Other times, crossing rivers was just an excuse to swim. When you are constantly drenched in sweat from the hot, sticky, humid jungle air – there is no feeling like it.
We slept in hammocks, we rose each day well before 6am, we played a lot of cards and we generally worked hard for the four days it took to reach the city.
Five years ago, tourists were frequently kidnapped in the area so it was reassuring to pass so many patrolling soldiers on our route.
We continued up and down hills, we squelched through thick mud, we climbed over rocks and boulders and we scrambled under low-hanging branches.
Finally, we had to negotiate 1,200 slippery, moss-covered steps to reach the city.
Thank God it was worth it.
The Lost City is serene and it is peaceful, raised high amid the surrounding jungle and framed by an enormous waterfall in the distance.
It is beautiful.
You can see the remains of the circular buildings everywhere and they all rise above one another – those Tairona folk seemed to have a peculiar fondness for steps.
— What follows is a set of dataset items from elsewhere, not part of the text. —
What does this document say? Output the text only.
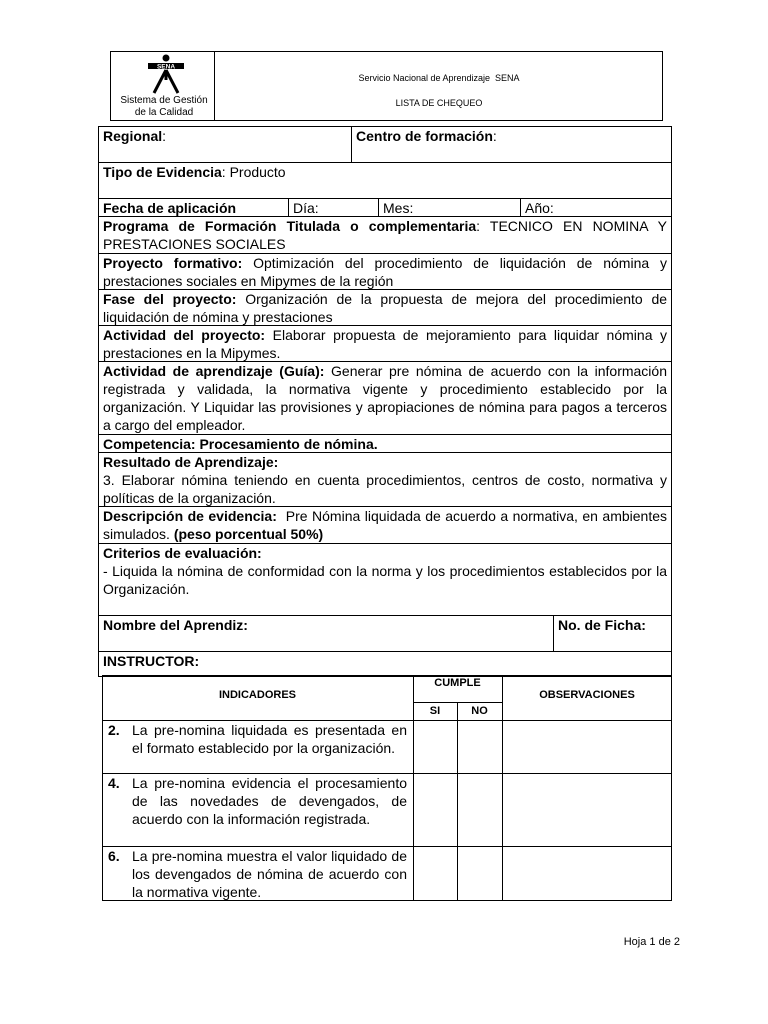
SENA
Sistema de Gestión
de la Calidad
Servicio Nacional de Aprendizaje  SENA
LISTA DE CHEQUEO
Regional:	Centro de formación:
Tipo de Evidencia: Producto
Fecha de aplicación	Día:	Mes:	Año:
Programa de Formación Titulada o complementaria: TECNICO EN NOMINA Y PRESTACIONES SOCIALES
Proyecto formativo: Optimización del procedimiento de liquidación de nómina y prestaciones sociales en Mipymes de la región
Fase del proyecto: Organización de la propuesta de mejora del procedimiento de liquidación de nómina y prestaciones
Actividad del proyecto: Elaborar propuesta de mejoramiento para liquidar nómina y prestaciones en la Mipymes.
Actividad de aprendizaje (Guía): Generar pre nómina de acuerdo con la información registrada y validada, la normativa vigente y procedimiento establecido por la organización. Y Liquidar las provisiones y apropiaciones de nómina para pagos a terceros a cargo del empleador.
Competencia: Procesamiento de nómina.
Resultado de Aprendizaje:
3. Elaborar nómina teniendo en cuenta procedimientos, centros de costo, normativa y políticas de la organización.
Descripción de evidencia: Pre Nómina liquidada de acuerdo a normativa, en ambientes simulados. (peso porcentual 50%)
Criterios de evaluación:
- Liquida la nómina de conformidad con la norma y los procedimientos establecidos por la Organización.
Nombre del Aprendiz:	No. de Ficha:
INSTRUCTOR:
INDICADORES
CUMPLE
SI	NO
OBSERVACIONES
2. La pre-nomina liquidada es presentada en el formato establecido por la organización.
4. La pre-nomina evidencia el procesamiento de las novedades de devengados, de acuerdo con la información registrada.
6. La pre-nomina muestra el valor liquidado de los devengados de nómina de acuerdo con la normativa vigente.
Hoja 1 de 2
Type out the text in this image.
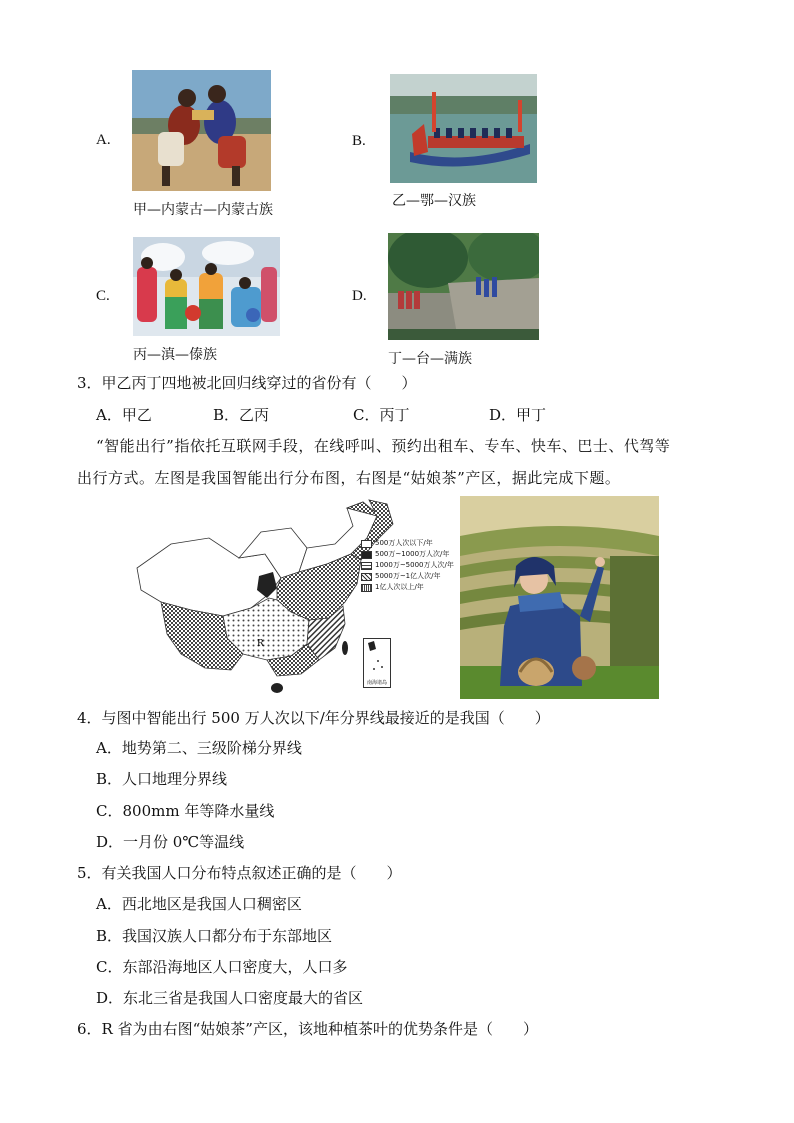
A.
甲—内蒙古—内蒙古族
B.
乙—鄂—汉族
C.
丙—滇—傣族
D.
丁—台—满族
3．甲乙丙丁四地被北回归线穿过的省份有（　　）
A．甲乙	B．乙丙	C．丙丁	D．甲丁
“智能出行”指依托互联网手段，在线呼叫、预约出租车、专车、快车、巴士、代驾等
出行方式。左图是我国智能出行分布图，右图是“姑娘茶”产区，据此完成下题。
R
500万人次以下/年
500万~1000万人次/年
1000万~5000万人次/年
5000万~1亿人次/年
1亿人次以上/年
南海诸岛
4．与图中智能出行 500 万人次以下/年分界线最接近的是我国（　　）
A．地势第二、三级阶梯分界线
B．人口地理分界线
C．800mm 年等降水量线
D．一月份 0℃等温线
5．有关我国人口分布特点叙述正确的是（　　）
A．西北地区是我国人口稠密区
B．我国汉族人口都分布于东部地区
C．东部沿海地区人口密度大，人口多
D．东北三省是我国人口密度最大的省区
6．R 省为由右图“姑娘茶”产区，该地种植茶叶的优势条件是（　　）
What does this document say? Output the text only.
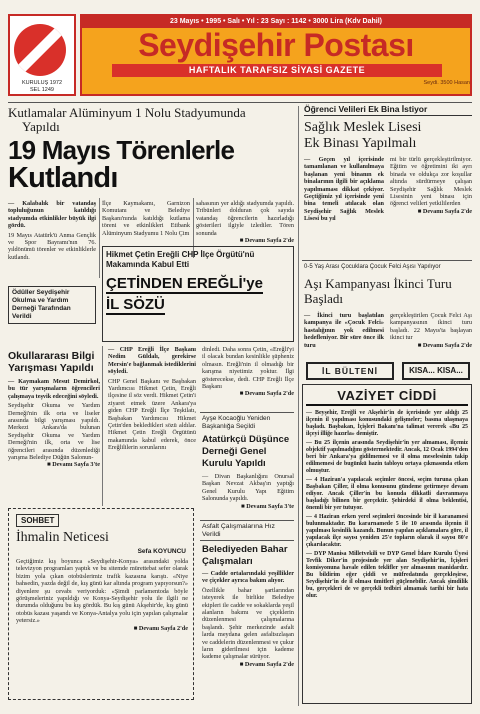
KURULUŞ 1972
SEL 1249
23 Mayıs • 1995 • Salı • Yıl : 23 Sayı : 1142 • 3000 Lira (Kdv Dahil)
Seydişehir Postası
HAFTALIK TARAFSIZ SİYASİ GAZETE
Seydi. 3500 Hasan
Kutlamalar Alüminyum 1 Nolu Stadyumunda
Yapıldı
19 Mayıs Törenlerle
Kutlandı
— Kalabalık bir vatandaş topluluğunun katıldığı stadyumda etkinlikler büyük ilgi gördü.
19 Mayıs Atatürk'ü Anma Gençlik ve Spor Bayramı'nın 76. yıldönümü törenler ve etkinliklerle kutlandı.
İlçe Kaymakamı, Garnizon Komutanı ve Belediye Başkanı'nında katıldığı kutlama töreni ve etkinlikleri Etibank Alüminyum Stadyumu 1 Nolu Çim
sahasının yer aldığı stadyumda yapıldı. Tribünleri dolduran çok sayıda vatandaş öğrencilerin hazırladığı gösterileri ilgiyle izlediler. Tören sonunda
■ Devamı Sayfa 2'de
Ödüller Seydişehir Okulma ve Yardım Derneği Tarafından Verildi
Hikmet Çetin Ereğli CHP İlçe Örgütü'nü Makamında Kabul Etti
ÇETİNDEN EREĞLİ'ye İL SÖZÜ
Okullararası Bilgi
Yarışması Yapıldı
— Kaymakam Mesut Demirkol, bu tür yarışmaların öğrencileri çalışmaya teşvik edeceğini söyledi.
Seydişehir Okuma ve Yardım Derneği'nin ilk orta ve liseler arasında bilgi yarışması yapıldı. Merkezi Ankara'da bulunan Seydişehir Okuma ve Yardım Derneği'nin ilk, orta ve lise öğrencileri arasında düzenlediği yarışma Belediye Düğün Salonun-
■ Devamı Sayfa 3'te
— CHP Ereğli İlçe Başkanı Nedim Güldalı, gerekirse Mersin'e bağlanmak istediklerini söyledi.
CHP Genel Başkanı ve Başbakan Yardımcısı Hikmet Çetin, Ereğli ilçesine il söz verdi. Hikmet Çetin'i ziyaret etmek üzere Ankara'ya giden CHP Ereğli İlçe Teşkilatı, Başbakan Yardımcısı Hikmet Çetin'den bekledikleri sözü aldılar. Hikmet Çetin Ereğli Örgütünü makamında kabul ederek, önce Ereğlililerin sorunlarını
dinledi. Daha sonra Çetin, «Ereğli'yi il olacak bundan kesinlikle şüpheniz olmasın. Ereğli'nin il olmadığı bir karışma niyetimiz yoktur. İlgi gösterecekse, dedi. CHP Ereğli İlçe Başkanı
■ Devamı Sayfa 2'de
Ayşe Kocaoğlu Yeniden Başkanlığa Seçildi
Atatürkçü Düşünce
Derneği Genel
Kurulu Yapıldı
— Divan Başkanlığını Onursal Başkan Nevzat Akbaş'ın yaptığı Genel Kurulu Yapı Eğitim Salonunda yapıldı.
■ Devamı Sayfa 3'te
Asfalt Çalışmalarına Hız Verildi
Belediyeden Bahar
Çalışmaları
— Cadde ortalarındaki yeşillikler ve çiçekler ayrıca bakım alıyor.
Özellikle bahar şartlarından isteyerek ile birlikte Belediye ekipleri ile cadde ve sokaklarda yeşil alanların bakımı ve çiçeklerin düzenlenmesi çalışmalarına başlandı. Şehir merkezinde asfalt larda meydana gelen asfaltsızlaşan ve caddelerin düzenlenmesi ve çukur ların giderilmesi için kademe kademe çalışmalar sürüyor.
■ Devamı Sayfa 2'de
SOHBET
İhmalin Neticesi
Sefa KOYUNCU
Geçtiğimiz kış boyunca «Seydişehir-Konya» arasındaki yolda televizyon programları yaptık ve bu sitemde mürettebat sefer olarak bizim yola çıkan otobüslerimiz trafik kazasına karıştı. «Niye bahsedin, yazda değil de, kış günü kar altında program yapıyorsun?» diyenlere şu cevabı veriyorduk: «Şimdi parlamentoda böyle görüşmeleriniz yapıldığı ve Konya-Seydişehir yolu ile ilgili ne durumda olduğunu bu kış gördük. Bu kış günü Akşehir'de, kış günü otobüs kazası yaşandı ve Konya-Antalya yolu için yapılan çalışmalar yetersiz.»
■ Devamı Sayfa 2'de
Öğrenci Velileri Ek Bina İstiyor
Sağlık Meslek Lisesi
Ek Binası Yapılmalı
— Geçen yıl içerisinde tamamlanan ve kullanılmaya başlanan yeni binanın ek binalarının ilgili bir açıklama yapılmaması dikkat çekiyor. Geçtiğimiz yıl içerisinde yeni bina temeli atılacak olan Seydişehir Sağlık Meslek Lisesi bu yıl
mi bir türlü gerçekleştirilmiyor. Eğitim ve öğretimini iki ayrı binada ve oldukça zor koşullar altında sürdürmeye çalışan Seydişehir Sağlık Meslek Lisesinin yeni binası için öğrenci velileri yetkililerden
■ Devamı Sayfa 2'de
0-5 Yaş Arası Çocuklara Çocuk Felci Aşısı Yapılıyor
Aşı Kampanyası İkinci Turu
Başladı
— İkinci turu başlatılan kampanya ile «Çocuk Felci» hastalığının yok edilmesi hedefleniyor. Bir süre önce ilk turu
gerçekleştirilen Çocuk Felci Aşı kampanyasının ikinci turu başladı. 22 Mayıs'ta başlayan ikinci tur
■ Devamı Sayfa 2'de
İL BÜLTENİ	KISA... KISA...
VAZİYET CİDDİ
— Beyşehir, Ereğli ve Akşehir'in de içerisinde yer aldığı 25 ilçenin il yapılması konusundaki gelişmeler; basına ulaşmaya başladı. Başbakan, İçişleri Bakanı'na talimat vererek «Bu 25 ilçeyi illiğe hazırla» demiştir.
— Bu 25 ilçenin arasında Seydişehir'in yer almaması, ilçemiz objektif yapılmadığını göstermektedir. Ancak, 12 Ocak 1994'den beri bir Ankara'ya gidilmemesi ve il olma meselesinin takip edilmemesi de bugünkü hazin tabloyu ortaya çıkmasında etken olmuştur.
— 4 Haziran'a yapılacak seçimler öncesi, seçim turuna çıkan Başbakan Çiller, il olma konusunu gündeme getirmeye devam ediyor. Ancak Çiller'in bu konuda dikkatli davranmaya başladığı bilinen bir gerçektir. Şehirdeki il olma beklentisi, önemli bir yer tutuyor.
— 4 Haziran erken yerel seçimleri öncesinde bir il karanamesi bulunmaktadır. Bu kararnamede 5 ile 10 arasında ilçenin il yapılması kesinlik kazandı. Bunun yapılan açıklamalara göre, il yapılacak ilçe sayısı yeniden 25'e topların olarak il sayısı 80'e çıkarılacaktır.
— DYP Manisa Milletvekili ve DYP Genel İdare Kurulu Üyesi Tevfik Diker'in projesinde yer alan Seydişehir'in, İçişleri komisyonuna havale edilen teklifler yer almasının manidardır. Bu bildirim eğer çiddi ve müfredatında gerçekleşirse, Seydişehir'in de il olması ümitleri güçlenebilir. Ancak şimdilik bu, gerçekleri de ve gerçekli tedbiri almamak tarihi bir hata olur.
I only came to Colombia because I wanted to visit the Ciudad Perdida.
I heard it was “like something out of Indiana Jones” and I have loved Indy for years, sitting and watching the films with my dad.
It was easy to imagine old Harrison there – whip in hand, lip curling at the prospect of snakes in the undergrowth, frequently losing his hat.
Even when the heavens opened on our way home and we found ourselves drenched, skidding through rivers of mud, it was worth every second.
But seriously, who invented mosquitos?